Bundan ilk yararlanmasını bilen Bavyeralı bilgin Soemmering oldu. Onun da makinesinde Lesage'inki gibi 24 hat vardı ve bunların her birinin karşı ucu bir voltametreye bağlı duruyordu. Gönderilen harfler, o harflere karşılık olan voltametrenin içinde meydana getirdiği baloncuklardan anlaşılıyordu. Makine henüz işe yarayamayacak ilkellikteydi ve kullanılır hale gelmesi için daha birçok icatların yapılmasını beklemek gerekti.

Bu buluşlar 1819 -1833 yılları arasında yapılan elektrodinamik konusundaki icatlardır. Bu alanda Oersted. Ampere ve Faraday gibi büyüklerin adları duyuldu. Bu kişilerin araştırma ve icatları sayesinde telgrafçılar elektro-mıknatıs gibi kımıldayan toplarla ya da pilde oynaşan baloncuklarla kıyaslanmayacak duyarlıkta bir araç elde ettiler. Mıknatıs konusunda araştırmalar da yapmakta olan büyük Matematikçi Gauss, Fizikçi Weber'le birlikte 1833'te Goetingen'de bu ilkeyle işleyen bir elektrikli telgraf istasyonu kurdu. Bu alıcı aynalı bir galvanometre olup mesajları yansıyan ışıklar şeklinde alıyordu. Bu ilkeyi Gauss ve Weber'le aynı zamanda başkaları da kullanmaktaydılar: Rusya'da Schilling, (1786-1837), İskoçya’da Ritchie ve Alexander...

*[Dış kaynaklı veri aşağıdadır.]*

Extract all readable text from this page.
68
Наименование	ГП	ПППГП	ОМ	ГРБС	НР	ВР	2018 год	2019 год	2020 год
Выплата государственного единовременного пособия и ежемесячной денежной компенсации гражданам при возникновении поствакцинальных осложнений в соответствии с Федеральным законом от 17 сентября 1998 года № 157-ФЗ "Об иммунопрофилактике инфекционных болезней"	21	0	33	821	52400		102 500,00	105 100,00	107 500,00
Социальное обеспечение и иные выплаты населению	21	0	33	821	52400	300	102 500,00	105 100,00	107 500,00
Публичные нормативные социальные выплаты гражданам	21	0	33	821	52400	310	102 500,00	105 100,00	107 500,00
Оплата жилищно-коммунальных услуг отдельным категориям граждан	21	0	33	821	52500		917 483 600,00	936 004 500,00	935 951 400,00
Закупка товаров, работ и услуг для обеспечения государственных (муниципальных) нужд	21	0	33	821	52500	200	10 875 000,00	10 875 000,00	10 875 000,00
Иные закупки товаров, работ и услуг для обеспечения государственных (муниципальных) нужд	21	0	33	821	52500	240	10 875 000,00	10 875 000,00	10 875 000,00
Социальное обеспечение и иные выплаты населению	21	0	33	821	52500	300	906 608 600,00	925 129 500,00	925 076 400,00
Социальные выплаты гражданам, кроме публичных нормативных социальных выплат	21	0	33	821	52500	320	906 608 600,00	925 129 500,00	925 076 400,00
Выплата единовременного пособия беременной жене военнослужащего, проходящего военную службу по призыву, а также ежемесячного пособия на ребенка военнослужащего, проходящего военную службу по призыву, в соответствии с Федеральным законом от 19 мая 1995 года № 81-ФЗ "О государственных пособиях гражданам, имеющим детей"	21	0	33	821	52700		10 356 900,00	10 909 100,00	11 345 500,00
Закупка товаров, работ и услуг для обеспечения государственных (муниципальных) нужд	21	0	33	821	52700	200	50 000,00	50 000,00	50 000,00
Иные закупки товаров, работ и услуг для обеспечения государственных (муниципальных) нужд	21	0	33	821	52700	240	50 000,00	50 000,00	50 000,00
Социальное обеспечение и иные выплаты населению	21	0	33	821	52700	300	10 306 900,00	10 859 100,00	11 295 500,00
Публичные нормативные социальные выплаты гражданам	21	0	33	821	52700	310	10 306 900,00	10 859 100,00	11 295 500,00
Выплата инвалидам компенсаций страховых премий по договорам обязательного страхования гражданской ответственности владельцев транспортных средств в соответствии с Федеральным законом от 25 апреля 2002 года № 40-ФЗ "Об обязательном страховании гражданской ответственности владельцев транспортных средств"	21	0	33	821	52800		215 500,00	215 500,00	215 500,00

Aynı ilkeye dayanan bu çalışmaların ayrı yerlerde ve aynı zamanda sürdürülmesi elektrikli telgrafın verilerinin birleştirilmiş ve kafalarda imgelenmiş olduğunu ispatlamaktadır. Bilim adamları gerekli öğeleri getirmişlerdi, iş teknisyenlerin hüner ve yaratıcılığına kalmıştı.